Он похлопал меня по плечу и, усевшись на кусок старого войлока, достал мешочек с сушеным тутовником, перемешанным с поджаренной пшеницей, и насыпал горсть мне в ладони. Я с удовольствием принялся за угощение, озираясь, слушая дядю; мой взгляд то и дело выхватывал комок трубчатых костей и перьев, переломанных пулей, на забрызганной кровью траве.
Дядя, вынув жестяную коробку и отправив в рот щепоть насвара [13] , неспешно жуя, рассказывал, что когда-то в пойме Гильменда водились львы. Сейчас их там нет. Барса еще можно встретить в горах Джадрана, на Гиндукуше. А в Нуристане, там, где строят дома из дерева в четыре этажа, охотятся на медведя. Этот зверь сильнее и опаснее барса. Да и льва! Ведь он может ходить на задних лапах, а передними брать что-нибудь, как мы, и голова у него огромная. Один охотник показывал мне его коготь и зуб. Это были вылитые крюки, выкованные нашим Абдруптом! Одним таким можно располосовать живот врага от пасти до паха. А этих штуковин у него не одна и не две… дядя запнулся. Двадцать, быстро сосчитал я. Дядя покачал головой. Больше, мой мальчик. Я в удивлении уставился на дядю. Сколько же? Дядя прищурил свои выпуклые глаза, напоенные светом осеннего плоскогорья, подсчитывая… Может быть, пятьдесят, сказал он. Так сколько же у него ног?! вскричал я. Дядя задумчиво дернул себя за ус и ответил убежденно: две, мой мальчик. Но надо считать и его зубы.
13
Жевательный табак.
Иногда я слышу явственно голос дяди. Словно бы он следит за мной, неслышно ходит где-то рядом.

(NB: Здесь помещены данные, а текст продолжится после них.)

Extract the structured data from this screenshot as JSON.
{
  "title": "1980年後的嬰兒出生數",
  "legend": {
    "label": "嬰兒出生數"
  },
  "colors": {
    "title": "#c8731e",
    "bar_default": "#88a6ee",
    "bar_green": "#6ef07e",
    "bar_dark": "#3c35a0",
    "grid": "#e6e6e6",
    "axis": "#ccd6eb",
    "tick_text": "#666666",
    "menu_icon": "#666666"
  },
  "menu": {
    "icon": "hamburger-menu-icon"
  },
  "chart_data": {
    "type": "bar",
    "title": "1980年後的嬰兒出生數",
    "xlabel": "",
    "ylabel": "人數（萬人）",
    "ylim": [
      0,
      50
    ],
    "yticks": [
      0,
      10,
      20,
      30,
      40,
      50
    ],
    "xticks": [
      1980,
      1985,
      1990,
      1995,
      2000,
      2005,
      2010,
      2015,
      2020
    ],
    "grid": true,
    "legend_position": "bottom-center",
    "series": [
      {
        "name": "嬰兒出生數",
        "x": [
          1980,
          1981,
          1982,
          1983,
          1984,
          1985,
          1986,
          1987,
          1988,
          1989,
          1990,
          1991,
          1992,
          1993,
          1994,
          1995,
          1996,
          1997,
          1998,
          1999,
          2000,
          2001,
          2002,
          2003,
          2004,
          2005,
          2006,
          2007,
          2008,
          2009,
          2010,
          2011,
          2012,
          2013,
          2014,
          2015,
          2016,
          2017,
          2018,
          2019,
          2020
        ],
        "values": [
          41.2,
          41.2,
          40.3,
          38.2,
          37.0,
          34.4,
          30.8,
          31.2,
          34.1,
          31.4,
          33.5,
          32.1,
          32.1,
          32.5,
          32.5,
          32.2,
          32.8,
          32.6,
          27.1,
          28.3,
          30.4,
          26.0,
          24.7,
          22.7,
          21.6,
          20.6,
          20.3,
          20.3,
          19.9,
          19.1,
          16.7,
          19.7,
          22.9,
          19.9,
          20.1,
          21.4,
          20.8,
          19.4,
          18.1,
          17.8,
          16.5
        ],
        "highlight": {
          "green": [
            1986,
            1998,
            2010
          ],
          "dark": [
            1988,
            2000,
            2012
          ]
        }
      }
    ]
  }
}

Все путается в моей голове, настоящее и прошлое. Вот только что я ложился на чарпайи [14] в доме часовщика Змарака Кокуджана, а пробудился уже в деревне, будто провалился в воронку времени.
Дневной сон измучил меня. Просто лежать в эту жару – сущее наказание. А работать? Возделывать эту глину? чтобы она плодоносила, весной расцветала, наполняя благоуханием все дворы, летом колосилась, шелестела листьями, давая тень уставшим людям и корм изнуренным животным…
14
Плетеная кровать.
Я протянул руку, взял кувшин. Вода была теплой.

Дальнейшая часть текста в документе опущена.